Hamish Hansford, the deputy secretary of the Department of Home Affairs, told a Senate legal affairs committee this week that it was monitoring the security risks of internet-connected cars, given they didn’t fall under cybersecurity laws in Australia.
“We are looking at the risk posed by connected vehicles generally,” he said.
“Connected technology, whatever device we’re talking about, has the potential for a number of vulnerabilities.”
His colleague Tim Neal, an assistant secretary on Commonwealth security policy, said the Federal Government’s Protective Security Policy Framework banned public servants from synching their smartphone in a “BYD or any other connected vehicle”.
“They would be unable to connect a government phone into a connected vehicle and that is standard for all connected vehicles across all fleets,” he said.
Chinese carmakers speak
Polestar, an upmarket Volvo offshoot majority owned by Chinese carmaker Geely, said that as a Swedish-headquartered company, it adhered to the European Union’s General Data Protection Regulation and not Chinese laws.
“Polestar cars do not store or transmit any internal audio or video recordings outside of the vehicle environment,” a spokesman told The Nightly.
“Polestar adheres to the laws and regulations in local markets. Polestar is headquartered in Sweden and is required to comply with the GDPR. Customer data outside of China is processed and stored in data servers outside of China.
“Personal data for customer cars in all countries outside of China is processed and stored in accordance with applicable laws, on data servers outside of China.”
Chery said it obeyed Australian laws when it came to data security.
“Chery Australia is committed to upholding the highest standards of safety and transparency, and treats these obligations with the utmost seriousness,” it said.
“Chery conducts product development in strict accordance with global standards, and all products exported to Australia comply with the relevant regulations and safety standards in Australia.

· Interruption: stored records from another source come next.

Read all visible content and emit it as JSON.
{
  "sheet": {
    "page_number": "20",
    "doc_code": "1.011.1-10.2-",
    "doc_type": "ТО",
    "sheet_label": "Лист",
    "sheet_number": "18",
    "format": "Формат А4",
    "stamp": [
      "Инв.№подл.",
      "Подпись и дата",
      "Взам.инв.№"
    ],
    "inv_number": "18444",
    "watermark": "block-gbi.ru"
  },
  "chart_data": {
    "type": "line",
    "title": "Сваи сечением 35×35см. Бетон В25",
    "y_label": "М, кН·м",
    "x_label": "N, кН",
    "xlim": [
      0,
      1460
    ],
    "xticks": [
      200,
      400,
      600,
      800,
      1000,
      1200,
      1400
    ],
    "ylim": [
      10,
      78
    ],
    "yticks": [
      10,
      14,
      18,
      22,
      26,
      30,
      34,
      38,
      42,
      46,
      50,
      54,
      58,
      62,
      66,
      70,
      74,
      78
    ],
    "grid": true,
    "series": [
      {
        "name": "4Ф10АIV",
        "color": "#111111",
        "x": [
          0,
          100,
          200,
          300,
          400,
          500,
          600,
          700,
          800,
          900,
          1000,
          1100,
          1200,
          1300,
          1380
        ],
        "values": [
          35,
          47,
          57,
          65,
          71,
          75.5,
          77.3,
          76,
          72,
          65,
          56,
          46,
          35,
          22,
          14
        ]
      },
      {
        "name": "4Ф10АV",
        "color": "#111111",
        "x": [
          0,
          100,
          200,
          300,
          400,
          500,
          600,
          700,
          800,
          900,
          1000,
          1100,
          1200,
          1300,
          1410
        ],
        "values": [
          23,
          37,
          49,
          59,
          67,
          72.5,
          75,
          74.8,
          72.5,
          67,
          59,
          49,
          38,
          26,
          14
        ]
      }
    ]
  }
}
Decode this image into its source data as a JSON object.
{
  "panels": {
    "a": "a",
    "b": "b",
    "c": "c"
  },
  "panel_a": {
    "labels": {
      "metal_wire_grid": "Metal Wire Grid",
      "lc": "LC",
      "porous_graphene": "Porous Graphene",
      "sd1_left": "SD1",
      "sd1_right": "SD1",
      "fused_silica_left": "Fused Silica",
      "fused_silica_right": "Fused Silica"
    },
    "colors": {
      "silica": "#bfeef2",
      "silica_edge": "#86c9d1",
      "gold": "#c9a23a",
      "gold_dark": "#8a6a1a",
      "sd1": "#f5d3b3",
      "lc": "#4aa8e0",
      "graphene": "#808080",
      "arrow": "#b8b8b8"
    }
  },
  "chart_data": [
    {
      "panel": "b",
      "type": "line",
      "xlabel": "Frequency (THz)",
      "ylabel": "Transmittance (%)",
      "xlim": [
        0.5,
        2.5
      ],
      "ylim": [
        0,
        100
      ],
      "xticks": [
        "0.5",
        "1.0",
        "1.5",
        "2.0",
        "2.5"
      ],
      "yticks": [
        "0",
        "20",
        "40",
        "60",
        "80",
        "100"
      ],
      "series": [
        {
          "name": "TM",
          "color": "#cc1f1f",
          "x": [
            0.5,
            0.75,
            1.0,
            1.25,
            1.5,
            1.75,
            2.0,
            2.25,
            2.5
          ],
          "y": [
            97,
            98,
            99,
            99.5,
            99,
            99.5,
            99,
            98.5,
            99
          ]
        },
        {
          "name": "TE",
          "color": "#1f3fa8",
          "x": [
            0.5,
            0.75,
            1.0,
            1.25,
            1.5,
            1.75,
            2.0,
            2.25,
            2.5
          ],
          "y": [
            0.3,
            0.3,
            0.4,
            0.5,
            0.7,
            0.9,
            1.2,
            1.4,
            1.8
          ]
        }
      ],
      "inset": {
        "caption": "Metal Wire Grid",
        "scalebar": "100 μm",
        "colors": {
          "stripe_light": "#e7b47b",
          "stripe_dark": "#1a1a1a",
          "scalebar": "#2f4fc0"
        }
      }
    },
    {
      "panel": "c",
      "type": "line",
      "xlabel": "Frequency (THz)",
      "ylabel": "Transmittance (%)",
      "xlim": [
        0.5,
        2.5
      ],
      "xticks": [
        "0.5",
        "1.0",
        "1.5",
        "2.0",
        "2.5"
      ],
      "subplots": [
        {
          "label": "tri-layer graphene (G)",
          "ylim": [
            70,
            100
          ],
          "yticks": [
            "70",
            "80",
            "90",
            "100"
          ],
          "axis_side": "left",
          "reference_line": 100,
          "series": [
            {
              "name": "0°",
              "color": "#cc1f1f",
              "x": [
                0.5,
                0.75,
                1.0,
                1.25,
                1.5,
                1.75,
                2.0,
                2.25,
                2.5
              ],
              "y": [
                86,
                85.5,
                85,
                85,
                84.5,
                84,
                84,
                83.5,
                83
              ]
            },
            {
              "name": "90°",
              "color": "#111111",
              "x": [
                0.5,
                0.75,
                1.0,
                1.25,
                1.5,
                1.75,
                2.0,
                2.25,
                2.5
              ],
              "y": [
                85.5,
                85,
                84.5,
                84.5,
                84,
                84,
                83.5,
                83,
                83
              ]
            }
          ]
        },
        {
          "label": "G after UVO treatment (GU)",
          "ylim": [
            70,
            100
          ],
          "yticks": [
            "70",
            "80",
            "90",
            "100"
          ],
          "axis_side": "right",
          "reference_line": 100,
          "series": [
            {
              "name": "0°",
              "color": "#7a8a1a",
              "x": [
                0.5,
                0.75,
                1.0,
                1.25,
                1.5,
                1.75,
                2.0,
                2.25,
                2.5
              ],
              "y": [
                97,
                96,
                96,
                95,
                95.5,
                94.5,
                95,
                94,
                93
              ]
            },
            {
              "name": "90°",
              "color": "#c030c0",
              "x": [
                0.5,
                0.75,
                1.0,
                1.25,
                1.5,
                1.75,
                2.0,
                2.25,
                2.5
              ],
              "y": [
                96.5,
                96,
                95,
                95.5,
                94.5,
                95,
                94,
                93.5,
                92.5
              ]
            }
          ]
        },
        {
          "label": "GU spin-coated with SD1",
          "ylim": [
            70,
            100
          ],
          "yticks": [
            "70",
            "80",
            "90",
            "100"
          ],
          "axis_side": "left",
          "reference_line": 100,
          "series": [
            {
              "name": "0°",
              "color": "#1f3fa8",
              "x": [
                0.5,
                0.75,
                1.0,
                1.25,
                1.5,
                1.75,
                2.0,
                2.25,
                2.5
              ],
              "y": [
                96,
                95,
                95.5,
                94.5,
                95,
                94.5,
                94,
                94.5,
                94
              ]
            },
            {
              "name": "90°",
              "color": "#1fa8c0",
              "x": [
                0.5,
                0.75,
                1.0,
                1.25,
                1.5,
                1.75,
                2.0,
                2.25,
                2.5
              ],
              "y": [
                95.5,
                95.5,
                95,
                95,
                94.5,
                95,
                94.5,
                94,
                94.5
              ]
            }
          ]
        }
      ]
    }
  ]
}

“Furthermore, Chery continues to proactively collaborate with regulators to ensure our technology meets the stringent requirements regarding data security and consumer protection.”

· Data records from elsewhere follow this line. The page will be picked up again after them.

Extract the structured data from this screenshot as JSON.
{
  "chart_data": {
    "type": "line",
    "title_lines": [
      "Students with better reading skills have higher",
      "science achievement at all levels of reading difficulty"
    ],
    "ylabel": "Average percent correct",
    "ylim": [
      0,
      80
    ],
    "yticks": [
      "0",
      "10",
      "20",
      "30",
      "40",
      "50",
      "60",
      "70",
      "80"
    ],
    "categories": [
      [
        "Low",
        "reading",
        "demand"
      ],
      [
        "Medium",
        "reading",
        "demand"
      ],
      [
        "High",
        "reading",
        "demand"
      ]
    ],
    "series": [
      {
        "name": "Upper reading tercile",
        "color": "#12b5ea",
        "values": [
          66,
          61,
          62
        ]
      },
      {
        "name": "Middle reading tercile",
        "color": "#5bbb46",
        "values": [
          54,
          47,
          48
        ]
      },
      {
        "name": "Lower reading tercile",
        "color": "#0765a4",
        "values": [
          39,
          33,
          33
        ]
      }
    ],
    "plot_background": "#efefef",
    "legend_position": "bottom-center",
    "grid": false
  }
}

The Nightly contacted BYD but did not get a response.
China car warnings
Alastair MacGibbon, the chief strategy officer of CyberCX who previously advised former prime minister Malcolm Turnbull on cybersecurity, has warned Chinese cars could be controlled remotely and potentially detonated, and is urging ministers and public officials to avoid riding in them.

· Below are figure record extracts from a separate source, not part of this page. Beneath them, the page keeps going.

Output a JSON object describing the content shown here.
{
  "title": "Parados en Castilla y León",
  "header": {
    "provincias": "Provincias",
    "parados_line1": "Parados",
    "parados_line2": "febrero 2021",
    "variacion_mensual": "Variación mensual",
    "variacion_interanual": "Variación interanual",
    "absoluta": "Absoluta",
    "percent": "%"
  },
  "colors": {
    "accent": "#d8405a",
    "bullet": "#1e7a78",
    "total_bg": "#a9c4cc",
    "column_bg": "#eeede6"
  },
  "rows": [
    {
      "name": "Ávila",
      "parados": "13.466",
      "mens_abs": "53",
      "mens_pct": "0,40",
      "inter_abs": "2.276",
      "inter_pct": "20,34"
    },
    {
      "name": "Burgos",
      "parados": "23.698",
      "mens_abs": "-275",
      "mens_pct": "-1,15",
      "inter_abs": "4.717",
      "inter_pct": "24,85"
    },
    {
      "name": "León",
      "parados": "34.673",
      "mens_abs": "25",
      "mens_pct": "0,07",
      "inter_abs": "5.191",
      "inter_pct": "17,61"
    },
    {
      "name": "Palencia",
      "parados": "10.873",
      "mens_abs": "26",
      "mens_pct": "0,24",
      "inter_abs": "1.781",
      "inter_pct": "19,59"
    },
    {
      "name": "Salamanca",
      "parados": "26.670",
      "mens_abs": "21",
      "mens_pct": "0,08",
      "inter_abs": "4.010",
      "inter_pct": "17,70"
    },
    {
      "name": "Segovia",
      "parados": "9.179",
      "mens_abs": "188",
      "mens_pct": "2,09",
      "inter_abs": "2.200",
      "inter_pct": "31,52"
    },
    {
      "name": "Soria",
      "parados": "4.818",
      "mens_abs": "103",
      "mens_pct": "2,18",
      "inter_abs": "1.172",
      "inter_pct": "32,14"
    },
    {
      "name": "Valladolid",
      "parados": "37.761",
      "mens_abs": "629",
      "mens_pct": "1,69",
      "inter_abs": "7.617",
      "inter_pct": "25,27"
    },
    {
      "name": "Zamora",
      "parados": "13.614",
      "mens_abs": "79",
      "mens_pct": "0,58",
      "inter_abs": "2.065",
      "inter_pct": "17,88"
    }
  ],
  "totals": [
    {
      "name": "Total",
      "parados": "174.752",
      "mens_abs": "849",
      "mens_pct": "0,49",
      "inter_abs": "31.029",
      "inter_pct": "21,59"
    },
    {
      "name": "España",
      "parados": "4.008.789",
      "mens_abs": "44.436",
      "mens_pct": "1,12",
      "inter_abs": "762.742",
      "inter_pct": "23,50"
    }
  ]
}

“Mr MacGibbon is pointing to catastrophic vulnerabilities. Whether or not they’re possible, we’d have to look at each scenario and get a judgement, particularly from our technical agencies about our plausibility of that happening,” Mr Hansford said.
“But we are aware that cyber threats in particular are impacting Australia and connected technology is one vector.”
Strategic Analysis Australia director Michael Shoebridge has told The Nightly government officials and ministers could have their conversations in a Chinese car recorded.
“When people like Alastair MacGibbon, one of the most preeminent cybersecurity experts in Australia, and Michael Shoebridge, who is highly regarded for his national security work, say that there are deep concerns about cyber aspects of Chinese-made electric vehicles, we should take those concerns seriously,” Mr Tehan said.
Joe Biden, in his final month as US President, in January introduced a ban on cars with Chinese or Russian software, that is coming into effect in 2027, with Mr Hansford revealing his department had spoken to the American Department of Commerce on its policy.
Prime Minister Anthony Albanese last month scoffed at a suggestion he was putting Australia’s security at risk when he jumped into a Chinese-made Great Wall SUV at the Pacific Islands Forum in Honiara, the capital of the Solomon Islands.
“It’s just a car. It gets you from A to B, seriously,” he told reporters.